Two bipartisan bills would protect kids and teens from instagram
Protecting kids’ online privacy is back at the top of the national agenda. In his 2022 State of the Union address, President Joe Biden called on lawmakers to “strengthen privacy protections, ban targeted advertising to children, [and] demand tech companies stop collecting personal data on our children.”
Then in mid-March, Meta (formerly Facebook) added a set of long-awaited parental controls for Instagram accounts in the U.S. — allowing parents to track and limit their teens’ use of the app, receive updates on who they follow, and get reports for bad behavior. While these commonsense measures are long overdue, they fail to address Instagram’s design features that inflict the greatest harms on young people.
Whistleblower Frances Haugen (a special guest at Biden’s address) leaked a trove of internal documents from Facebook documenting the nature of those features and extent of the harms they cause. Meta knew all along that Instagram exacerbates depression, anxiety, body dysmorphia, and suicidal thoughts among a significant percentage of young users. But increased engagement and ad revenue that boosts corporate profits simply matters more.

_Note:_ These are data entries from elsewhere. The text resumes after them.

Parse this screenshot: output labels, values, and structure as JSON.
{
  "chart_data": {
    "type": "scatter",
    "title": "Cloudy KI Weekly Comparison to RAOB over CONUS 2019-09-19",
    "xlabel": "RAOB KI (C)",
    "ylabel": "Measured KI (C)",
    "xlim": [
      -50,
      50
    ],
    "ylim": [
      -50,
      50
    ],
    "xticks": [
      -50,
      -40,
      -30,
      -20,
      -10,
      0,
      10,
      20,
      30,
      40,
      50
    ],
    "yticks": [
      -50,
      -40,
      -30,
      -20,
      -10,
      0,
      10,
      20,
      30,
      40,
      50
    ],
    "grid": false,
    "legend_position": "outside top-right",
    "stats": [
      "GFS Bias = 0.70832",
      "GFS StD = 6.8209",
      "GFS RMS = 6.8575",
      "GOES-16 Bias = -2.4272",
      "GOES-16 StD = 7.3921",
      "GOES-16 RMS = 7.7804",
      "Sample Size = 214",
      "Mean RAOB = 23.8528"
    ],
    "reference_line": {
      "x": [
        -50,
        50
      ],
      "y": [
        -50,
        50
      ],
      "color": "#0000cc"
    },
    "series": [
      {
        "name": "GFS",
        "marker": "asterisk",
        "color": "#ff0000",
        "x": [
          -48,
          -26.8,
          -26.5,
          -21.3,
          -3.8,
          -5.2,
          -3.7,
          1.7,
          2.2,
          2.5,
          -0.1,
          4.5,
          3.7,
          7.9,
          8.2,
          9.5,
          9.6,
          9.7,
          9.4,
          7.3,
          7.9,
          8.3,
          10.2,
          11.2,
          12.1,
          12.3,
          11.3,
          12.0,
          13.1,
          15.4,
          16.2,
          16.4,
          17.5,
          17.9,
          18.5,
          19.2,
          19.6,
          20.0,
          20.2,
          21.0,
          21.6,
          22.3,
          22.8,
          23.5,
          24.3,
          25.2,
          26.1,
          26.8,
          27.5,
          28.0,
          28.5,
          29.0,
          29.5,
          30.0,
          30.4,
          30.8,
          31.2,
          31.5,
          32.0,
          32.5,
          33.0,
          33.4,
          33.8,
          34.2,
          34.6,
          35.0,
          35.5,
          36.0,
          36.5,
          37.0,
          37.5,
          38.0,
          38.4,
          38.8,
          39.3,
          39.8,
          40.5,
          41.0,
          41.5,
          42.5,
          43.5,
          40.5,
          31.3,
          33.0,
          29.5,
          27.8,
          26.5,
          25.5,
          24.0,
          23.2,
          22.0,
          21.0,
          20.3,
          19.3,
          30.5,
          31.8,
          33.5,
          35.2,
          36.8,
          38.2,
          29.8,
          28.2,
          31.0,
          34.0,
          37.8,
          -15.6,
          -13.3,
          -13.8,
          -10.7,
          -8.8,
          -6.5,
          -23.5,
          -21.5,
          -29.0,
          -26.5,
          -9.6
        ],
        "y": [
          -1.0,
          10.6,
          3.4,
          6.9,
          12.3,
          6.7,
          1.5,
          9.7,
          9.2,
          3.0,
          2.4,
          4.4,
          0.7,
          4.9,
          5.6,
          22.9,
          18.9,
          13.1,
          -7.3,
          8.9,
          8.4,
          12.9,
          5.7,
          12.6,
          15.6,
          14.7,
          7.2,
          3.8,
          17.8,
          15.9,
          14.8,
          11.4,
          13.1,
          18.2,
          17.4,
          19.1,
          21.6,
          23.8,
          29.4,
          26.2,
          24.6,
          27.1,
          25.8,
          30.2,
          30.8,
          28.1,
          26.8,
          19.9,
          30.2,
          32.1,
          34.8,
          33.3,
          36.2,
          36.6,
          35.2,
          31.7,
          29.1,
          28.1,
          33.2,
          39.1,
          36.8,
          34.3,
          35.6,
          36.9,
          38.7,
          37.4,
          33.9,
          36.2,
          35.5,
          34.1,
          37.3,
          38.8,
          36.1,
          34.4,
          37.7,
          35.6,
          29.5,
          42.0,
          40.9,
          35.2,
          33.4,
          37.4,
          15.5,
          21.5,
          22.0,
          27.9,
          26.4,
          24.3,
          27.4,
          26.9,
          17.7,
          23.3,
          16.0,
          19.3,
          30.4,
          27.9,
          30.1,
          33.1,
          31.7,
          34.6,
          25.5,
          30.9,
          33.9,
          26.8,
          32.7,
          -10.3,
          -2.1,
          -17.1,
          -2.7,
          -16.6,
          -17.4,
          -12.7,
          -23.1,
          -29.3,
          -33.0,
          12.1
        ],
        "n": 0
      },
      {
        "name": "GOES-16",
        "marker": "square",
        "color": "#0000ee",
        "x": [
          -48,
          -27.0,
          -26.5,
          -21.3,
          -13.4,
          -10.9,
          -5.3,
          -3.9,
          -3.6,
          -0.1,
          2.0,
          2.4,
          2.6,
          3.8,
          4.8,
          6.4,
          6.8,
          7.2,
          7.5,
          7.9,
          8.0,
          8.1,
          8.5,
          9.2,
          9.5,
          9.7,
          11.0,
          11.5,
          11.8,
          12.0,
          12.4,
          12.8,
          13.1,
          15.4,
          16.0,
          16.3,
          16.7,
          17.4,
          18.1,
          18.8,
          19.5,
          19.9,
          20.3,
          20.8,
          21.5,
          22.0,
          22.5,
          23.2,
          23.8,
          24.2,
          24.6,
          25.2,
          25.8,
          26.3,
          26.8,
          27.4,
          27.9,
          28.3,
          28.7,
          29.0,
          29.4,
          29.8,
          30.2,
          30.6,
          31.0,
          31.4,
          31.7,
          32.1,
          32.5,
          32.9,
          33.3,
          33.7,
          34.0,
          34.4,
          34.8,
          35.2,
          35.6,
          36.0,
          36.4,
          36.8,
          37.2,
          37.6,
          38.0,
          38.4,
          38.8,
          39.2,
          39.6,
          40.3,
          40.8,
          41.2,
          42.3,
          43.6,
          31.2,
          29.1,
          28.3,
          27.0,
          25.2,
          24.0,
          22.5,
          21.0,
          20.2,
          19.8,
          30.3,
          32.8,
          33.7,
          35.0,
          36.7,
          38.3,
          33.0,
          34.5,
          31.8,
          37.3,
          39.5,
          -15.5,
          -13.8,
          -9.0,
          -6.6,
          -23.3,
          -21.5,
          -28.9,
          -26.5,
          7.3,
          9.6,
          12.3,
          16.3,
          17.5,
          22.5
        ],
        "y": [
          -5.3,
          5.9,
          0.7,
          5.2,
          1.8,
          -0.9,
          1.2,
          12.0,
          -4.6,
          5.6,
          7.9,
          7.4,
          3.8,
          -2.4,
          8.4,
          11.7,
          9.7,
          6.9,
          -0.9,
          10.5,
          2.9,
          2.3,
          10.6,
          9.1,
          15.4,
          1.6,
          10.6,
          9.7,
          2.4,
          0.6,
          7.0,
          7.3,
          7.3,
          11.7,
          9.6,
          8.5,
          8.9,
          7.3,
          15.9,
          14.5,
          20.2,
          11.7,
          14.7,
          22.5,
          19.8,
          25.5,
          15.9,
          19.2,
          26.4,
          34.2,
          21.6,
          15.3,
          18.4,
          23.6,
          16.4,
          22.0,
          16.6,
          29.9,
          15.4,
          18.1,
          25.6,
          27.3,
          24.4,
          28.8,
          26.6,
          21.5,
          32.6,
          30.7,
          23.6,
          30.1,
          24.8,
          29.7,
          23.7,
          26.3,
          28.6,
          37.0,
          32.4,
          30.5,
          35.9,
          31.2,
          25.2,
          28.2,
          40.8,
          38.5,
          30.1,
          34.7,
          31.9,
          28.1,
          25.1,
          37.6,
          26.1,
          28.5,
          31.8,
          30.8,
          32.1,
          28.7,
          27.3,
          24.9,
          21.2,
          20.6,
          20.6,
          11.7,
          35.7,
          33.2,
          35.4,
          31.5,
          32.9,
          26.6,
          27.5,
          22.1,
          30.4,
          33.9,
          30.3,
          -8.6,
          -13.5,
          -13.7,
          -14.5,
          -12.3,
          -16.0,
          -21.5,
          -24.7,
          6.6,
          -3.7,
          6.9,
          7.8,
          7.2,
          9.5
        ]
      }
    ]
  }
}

With Meta failing to enact meaningful changes, the ball is in Congress’ court to stand up for kids’ safety. Polls show that parents across the political spectrum want Congress to protect children online, and there are two bipartisan bills in the U.S. Senate to do just that.
The Kids Online Safety Act (KOSA) and the Children and Teens’ Online Privacy Protection Act (often called COPPA 2.0) are complimentary bills designed to provide comprehensive protections for vulnerable youth on the internet and tackle the most dangerous aspects of social media head on.
There are three big problems flagged in Haugen’s leaked research that this pair of bills would address.
First, Instagram is designed to keep young people coming back for more, regardless of the consequences. Meta profits from the addictive nature of its products, generating advertising revenue based on viewership and engagement metrics.
Instagram researchers noted that teens frequently want to spend less time on the app, but lacked the self-control to log off. Young people, “often feel ‘addicted’ and know that what they’re seeing is bad for their mental health but feel unable to stop themselves.” In certain cases, the effects on mental health are life-threatening. “…[A]mong teens who reported suicidal thoughts, 13% of British users and 6% of American users traced the desire to kill themselves to Instagram.”
KOSA would ban some of the most common design features that keep kids hooked. This includes autoplay settings that encourage extended and unhealthy viewing, push alerts that encourage kids to log back on for fear of missing out, and badges that reward high usership. The bill also would require platforms to allow teens to opt out of algorithm-based recommendations that put harmful content in their feeds.
Second, Instagram staff warned Meta executives about the shocking effects of the app on body image. They found that “thirty-two percent of teen girls said that when they felt bad about their bodies, Instagram made them feel worse.” Researchers highlighted aspects of the app that fuel distorted body images, which included both the design of the content recommendation algorithm and targeted ads focused on beauty and weight loss.
KOSA would create a legal responsibility for social media platforms to prevent and mitigate harms to minors, including design features that exacerbate body dysmorphia and eating disorders. In addition, COPPA 2.0 would ban all targeted advertising to children, preventing the collection and use of personal data to target their psychological and emotional vulnerabilities with precision.
And third, new reports have detailed the unique dangers of the Metaverse — including the collection of kid’s sensitive biometric data and a heightened risk of grooming and abuse by sexual predators.
COPPA 2.0 would prohibit the collection of personal information from users who are 13 to 15 years old without consent, and KOSA would require companies to perform an annual independent audit assessing risks to minors — ensuring that new technologies are developed with the safety of kids and teens in mind.
Both of these bills have bipartisan support. KOSA is co-sponsored by Sens. Richard Blumenthal (D-Conn.) and Marsha Blackburn (R-Tenn.), while COPPA 2.0 is co-sponsored by Sens. Ed Markey (D-Mass.) and Bill Cassidy (R-La.). In addition, 60 leading civil rights, privacy, and kids’ safety organizations have endorsed the key provisions of these bills.
There’s a lot of work to do to rein in Big Tech companies — including policies like passing comprehensive privacy legislation and banning dual-class stock structures that enable scandal-plagued executives like Mark Zuckerberg to wield outsized influence and stay in power. But KOSA and COPPA 2.0 would go a long way toward protecting kids online. Let’s not miss the opportunity to send these bills to the president’s desk.
Cheyenne Hunt-Majer is Fellow with Public Citizen’s Congress Watch division.